Beliau bersabda, “Mereka semua sama.” (HR. Muslim)
Dosa
riba lebih besar daripada zina 36 kali. Rosululloh shollallohu ‘alayhi wa
sallam bersabda, “Satu dirham dari riba yang dimakan oleh seseorang
sedangkan ia mengetahuinya, maka lebih besar dosanya di sisi Alloh daripada
berzina sebanyak tiga puluh enam kali.” (HR. Ahmad)
Dan
dosa paling ringan pelaku riba seperti dosa menzinai ibu kandungnya sendiri. Rosululloh
shollallohu ‘alayhi wa sallam bersabda:
الرِّبَا
سَبْعُوْنَ حُوْبًا أَيْسَرُهَا أَن يَنْكِحَ الرُّجُلُ أُمَّهُ
“Riba itu memiliki tujuh puluh tingkatan dosa, yang paling
ringan seperti seseorang yang menyetubuhi ibunya.” (HR. Ibnu Majah, dishohihkan
oleh Syaikh Al-Albani)
Riba
menyebabkan kehinaan.
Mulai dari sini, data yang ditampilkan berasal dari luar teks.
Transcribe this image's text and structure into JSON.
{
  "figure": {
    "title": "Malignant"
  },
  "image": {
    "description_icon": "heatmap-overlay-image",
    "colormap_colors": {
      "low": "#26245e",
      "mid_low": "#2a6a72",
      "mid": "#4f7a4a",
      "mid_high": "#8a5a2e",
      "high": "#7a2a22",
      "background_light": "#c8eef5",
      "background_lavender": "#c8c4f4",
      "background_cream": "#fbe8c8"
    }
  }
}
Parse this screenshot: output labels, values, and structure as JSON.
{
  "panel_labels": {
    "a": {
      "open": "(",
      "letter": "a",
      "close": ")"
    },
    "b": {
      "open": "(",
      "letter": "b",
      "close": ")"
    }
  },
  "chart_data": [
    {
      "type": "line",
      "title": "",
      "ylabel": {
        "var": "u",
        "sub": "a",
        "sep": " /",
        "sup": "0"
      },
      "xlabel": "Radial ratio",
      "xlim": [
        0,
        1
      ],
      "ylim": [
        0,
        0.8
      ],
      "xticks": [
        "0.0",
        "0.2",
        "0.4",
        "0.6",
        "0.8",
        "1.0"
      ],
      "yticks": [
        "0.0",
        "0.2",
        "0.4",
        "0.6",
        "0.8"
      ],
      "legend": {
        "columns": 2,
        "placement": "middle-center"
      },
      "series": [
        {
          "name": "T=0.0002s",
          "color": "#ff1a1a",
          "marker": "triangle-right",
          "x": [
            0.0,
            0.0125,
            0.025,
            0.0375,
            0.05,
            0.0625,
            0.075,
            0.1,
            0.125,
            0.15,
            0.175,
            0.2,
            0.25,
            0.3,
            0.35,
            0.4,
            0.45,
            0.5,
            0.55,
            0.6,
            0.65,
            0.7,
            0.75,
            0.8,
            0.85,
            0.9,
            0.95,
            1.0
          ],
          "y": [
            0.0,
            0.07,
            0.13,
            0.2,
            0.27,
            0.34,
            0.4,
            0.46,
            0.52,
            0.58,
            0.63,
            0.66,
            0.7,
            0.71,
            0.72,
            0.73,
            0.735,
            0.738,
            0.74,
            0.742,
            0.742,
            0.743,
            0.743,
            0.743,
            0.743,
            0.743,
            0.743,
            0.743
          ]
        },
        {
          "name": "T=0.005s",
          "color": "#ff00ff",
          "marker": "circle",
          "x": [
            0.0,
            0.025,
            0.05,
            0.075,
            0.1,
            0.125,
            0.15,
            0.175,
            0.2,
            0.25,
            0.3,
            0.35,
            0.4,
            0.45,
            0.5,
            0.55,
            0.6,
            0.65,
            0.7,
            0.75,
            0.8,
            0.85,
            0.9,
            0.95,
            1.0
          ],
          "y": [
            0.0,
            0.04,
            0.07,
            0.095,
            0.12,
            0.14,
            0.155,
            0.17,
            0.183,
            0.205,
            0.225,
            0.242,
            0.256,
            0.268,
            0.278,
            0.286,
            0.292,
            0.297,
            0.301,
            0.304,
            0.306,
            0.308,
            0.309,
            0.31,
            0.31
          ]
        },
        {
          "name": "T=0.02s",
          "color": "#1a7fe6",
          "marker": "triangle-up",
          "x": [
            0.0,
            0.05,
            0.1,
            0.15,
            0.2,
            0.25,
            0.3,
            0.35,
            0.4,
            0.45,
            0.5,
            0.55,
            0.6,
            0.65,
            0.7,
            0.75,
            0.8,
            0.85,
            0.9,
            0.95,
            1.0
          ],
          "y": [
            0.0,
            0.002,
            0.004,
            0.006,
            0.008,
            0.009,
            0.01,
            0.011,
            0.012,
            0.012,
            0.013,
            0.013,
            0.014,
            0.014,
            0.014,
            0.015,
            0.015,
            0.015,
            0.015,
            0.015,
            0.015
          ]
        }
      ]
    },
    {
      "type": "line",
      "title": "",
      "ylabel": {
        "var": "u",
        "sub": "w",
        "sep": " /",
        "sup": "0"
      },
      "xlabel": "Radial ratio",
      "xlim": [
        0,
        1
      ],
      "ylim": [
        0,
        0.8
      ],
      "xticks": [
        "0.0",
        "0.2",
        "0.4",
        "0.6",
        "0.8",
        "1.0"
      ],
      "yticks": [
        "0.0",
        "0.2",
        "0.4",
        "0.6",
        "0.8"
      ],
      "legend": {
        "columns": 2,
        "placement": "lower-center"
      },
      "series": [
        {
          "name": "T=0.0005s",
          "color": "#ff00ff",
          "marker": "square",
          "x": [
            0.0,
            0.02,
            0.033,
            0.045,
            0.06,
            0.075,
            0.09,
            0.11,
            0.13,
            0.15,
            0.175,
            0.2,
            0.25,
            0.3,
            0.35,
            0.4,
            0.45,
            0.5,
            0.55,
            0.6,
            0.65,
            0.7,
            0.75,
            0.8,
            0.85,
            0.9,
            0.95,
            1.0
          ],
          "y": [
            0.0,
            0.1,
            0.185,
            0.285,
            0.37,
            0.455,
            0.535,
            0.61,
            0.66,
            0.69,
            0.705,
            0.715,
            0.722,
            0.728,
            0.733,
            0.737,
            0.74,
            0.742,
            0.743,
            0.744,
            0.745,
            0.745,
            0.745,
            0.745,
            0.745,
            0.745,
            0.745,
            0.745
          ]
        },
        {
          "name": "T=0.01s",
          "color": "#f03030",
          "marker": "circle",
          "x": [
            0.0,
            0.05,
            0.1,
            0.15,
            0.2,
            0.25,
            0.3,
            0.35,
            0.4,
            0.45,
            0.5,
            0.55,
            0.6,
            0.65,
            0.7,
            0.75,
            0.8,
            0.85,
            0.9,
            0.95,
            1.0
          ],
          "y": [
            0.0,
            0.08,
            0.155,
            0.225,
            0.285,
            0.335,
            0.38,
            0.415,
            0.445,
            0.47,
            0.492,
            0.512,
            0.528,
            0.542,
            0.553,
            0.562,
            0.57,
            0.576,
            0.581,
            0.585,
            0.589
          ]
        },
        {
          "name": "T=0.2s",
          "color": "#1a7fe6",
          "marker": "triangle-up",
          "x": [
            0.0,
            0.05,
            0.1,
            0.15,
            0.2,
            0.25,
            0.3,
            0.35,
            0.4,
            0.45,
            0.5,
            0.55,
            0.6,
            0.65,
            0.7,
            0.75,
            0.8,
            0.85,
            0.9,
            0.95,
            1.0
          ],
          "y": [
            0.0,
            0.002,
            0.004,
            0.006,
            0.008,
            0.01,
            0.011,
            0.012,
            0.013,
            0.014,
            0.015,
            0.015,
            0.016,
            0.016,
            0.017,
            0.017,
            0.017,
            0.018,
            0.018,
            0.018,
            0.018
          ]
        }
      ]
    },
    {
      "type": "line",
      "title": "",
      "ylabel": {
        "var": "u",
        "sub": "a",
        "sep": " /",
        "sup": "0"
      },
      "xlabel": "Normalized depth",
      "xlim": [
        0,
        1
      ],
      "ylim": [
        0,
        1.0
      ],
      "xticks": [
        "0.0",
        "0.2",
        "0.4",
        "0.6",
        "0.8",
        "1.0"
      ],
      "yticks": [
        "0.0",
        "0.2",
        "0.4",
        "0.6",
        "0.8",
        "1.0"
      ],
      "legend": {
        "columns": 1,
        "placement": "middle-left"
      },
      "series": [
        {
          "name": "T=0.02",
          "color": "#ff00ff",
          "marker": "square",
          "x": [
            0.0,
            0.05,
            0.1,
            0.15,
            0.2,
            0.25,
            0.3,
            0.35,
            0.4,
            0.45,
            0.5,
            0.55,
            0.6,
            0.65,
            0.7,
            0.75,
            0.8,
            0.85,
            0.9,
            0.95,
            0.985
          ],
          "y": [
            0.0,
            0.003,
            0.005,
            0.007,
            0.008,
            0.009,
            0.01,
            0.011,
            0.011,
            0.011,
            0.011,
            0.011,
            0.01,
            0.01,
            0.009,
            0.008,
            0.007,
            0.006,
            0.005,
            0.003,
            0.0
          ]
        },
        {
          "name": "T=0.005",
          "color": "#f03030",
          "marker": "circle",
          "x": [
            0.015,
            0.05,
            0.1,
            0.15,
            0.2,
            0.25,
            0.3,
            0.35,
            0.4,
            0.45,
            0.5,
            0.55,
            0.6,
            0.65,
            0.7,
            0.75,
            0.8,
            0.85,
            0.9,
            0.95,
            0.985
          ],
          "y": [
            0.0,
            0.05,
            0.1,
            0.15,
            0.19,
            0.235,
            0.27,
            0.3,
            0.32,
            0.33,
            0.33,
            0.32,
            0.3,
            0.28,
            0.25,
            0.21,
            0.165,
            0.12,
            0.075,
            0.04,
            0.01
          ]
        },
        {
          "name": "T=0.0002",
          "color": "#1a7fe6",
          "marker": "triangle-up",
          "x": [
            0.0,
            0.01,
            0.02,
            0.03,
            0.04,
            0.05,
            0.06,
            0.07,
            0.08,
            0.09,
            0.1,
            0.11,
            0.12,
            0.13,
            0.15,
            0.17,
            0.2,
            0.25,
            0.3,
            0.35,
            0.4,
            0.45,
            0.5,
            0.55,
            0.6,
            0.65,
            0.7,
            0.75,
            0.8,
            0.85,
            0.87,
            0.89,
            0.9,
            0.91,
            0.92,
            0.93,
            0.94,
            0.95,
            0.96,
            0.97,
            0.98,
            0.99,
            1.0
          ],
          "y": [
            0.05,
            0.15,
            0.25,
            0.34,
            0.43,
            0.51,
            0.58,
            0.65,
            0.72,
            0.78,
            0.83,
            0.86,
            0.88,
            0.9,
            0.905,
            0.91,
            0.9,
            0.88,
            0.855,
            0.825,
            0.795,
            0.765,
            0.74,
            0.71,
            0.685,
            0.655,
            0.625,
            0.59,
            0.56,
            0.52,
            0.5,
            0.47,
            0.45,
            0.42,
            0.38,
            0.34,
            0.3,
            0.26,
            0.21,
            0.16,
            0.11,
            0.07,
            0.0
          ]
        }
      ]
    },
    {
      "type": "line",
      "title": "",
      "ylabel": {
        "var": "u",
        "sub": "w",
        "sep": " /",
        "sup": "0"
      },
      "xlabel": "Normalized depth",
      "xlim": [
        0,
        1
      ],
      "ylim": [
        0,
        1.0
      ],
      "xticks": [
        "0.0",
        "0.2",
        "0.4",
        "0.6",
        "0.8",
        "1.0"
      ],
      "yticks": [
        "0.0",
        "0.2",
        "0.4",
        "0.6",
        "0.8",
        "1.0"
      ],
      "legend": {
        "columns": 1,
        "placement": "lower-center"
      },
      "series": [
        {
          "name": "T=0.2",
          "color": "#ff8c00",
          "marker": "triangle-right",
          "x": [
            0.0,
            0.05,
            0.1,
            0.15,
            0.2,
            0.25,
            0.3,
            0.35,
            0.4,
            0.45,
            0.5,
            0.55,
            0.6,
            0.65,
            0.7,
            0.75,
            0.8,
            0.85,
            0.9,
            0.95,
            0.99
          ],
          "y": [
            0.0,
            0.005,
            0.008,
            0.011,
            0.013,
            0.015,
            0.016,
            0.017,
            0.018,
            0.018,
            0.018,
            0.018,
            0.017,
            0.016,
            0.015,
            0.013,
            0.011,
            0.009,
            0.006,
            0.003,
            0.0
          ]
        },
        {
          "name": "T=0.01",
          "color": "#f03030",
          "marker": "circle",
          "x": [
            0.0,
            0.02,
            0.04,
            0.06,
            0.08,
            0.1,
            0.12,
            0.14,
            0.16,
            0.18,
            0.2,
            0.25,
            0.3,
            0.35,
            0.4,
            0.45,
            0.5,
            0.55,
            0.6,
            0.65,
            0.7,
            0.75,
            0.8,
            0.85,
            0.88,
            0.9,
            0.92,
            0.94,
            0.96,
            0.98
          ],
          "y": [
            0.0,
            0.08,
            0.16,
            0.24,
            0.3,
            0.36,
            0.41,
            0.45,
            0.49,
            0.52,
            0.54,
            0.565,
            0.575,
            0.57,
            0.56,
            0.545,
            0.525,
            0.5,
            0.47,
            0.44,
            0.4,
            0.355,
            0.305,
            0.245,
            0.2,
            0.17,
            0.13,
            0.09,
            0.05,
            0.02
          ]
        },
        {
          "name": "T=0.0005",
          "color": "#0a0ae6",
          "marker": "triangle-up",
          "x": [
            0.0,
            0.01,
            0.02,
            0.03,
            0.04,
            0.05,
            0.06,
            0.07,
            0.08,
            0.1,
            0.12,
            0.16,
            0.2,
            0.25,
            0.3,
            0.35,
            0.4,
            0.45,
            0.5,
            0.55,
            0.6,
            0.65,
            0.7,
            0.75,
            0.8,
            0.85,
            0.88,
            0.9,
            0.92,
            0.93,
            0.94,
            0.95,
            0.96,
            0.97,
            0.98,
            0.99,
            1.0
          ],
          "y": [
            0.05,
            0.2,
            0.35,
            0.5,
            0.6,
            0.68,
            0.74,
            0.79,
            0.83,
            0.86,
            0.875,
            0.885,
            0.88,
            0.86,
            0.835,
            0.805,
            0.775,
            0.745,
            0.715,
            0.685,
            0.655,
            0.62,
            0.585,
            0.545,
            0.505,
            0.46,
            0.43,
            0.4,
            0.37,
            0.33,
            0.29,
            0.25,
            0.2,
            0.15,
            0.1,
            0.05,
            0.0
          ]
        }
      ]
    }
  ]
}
Kondisi ummat Islam saat ini di belahan dunia dilanda
kehinaan dan penindasan oleh orang-orang kafir. Ummat Islam tidak memiliki daya
dan kekuatan, mereka laksana buih di lautan. Mereka diserbu dari berbagai arah
laksana hidangan yang siap disantap. Salah satu penyebabnya adalah riba. Rosululloh
shollallohu ‘alayhi wa sallam bersabda:
“Jika kalian melakukan perdagangan
dengan cara ‘inah (salah satu bentuk riba), dan puas dengan peternakan,
serta kalian ridho dengan pertanian dan kalian meninggalkan jihad, maka Alloh
akan menghinakan kalian. Dia tidak akan mencabut kehinaan itu sampai kalian
kembali kepada agama kalian.” (HR. Abu Dawud).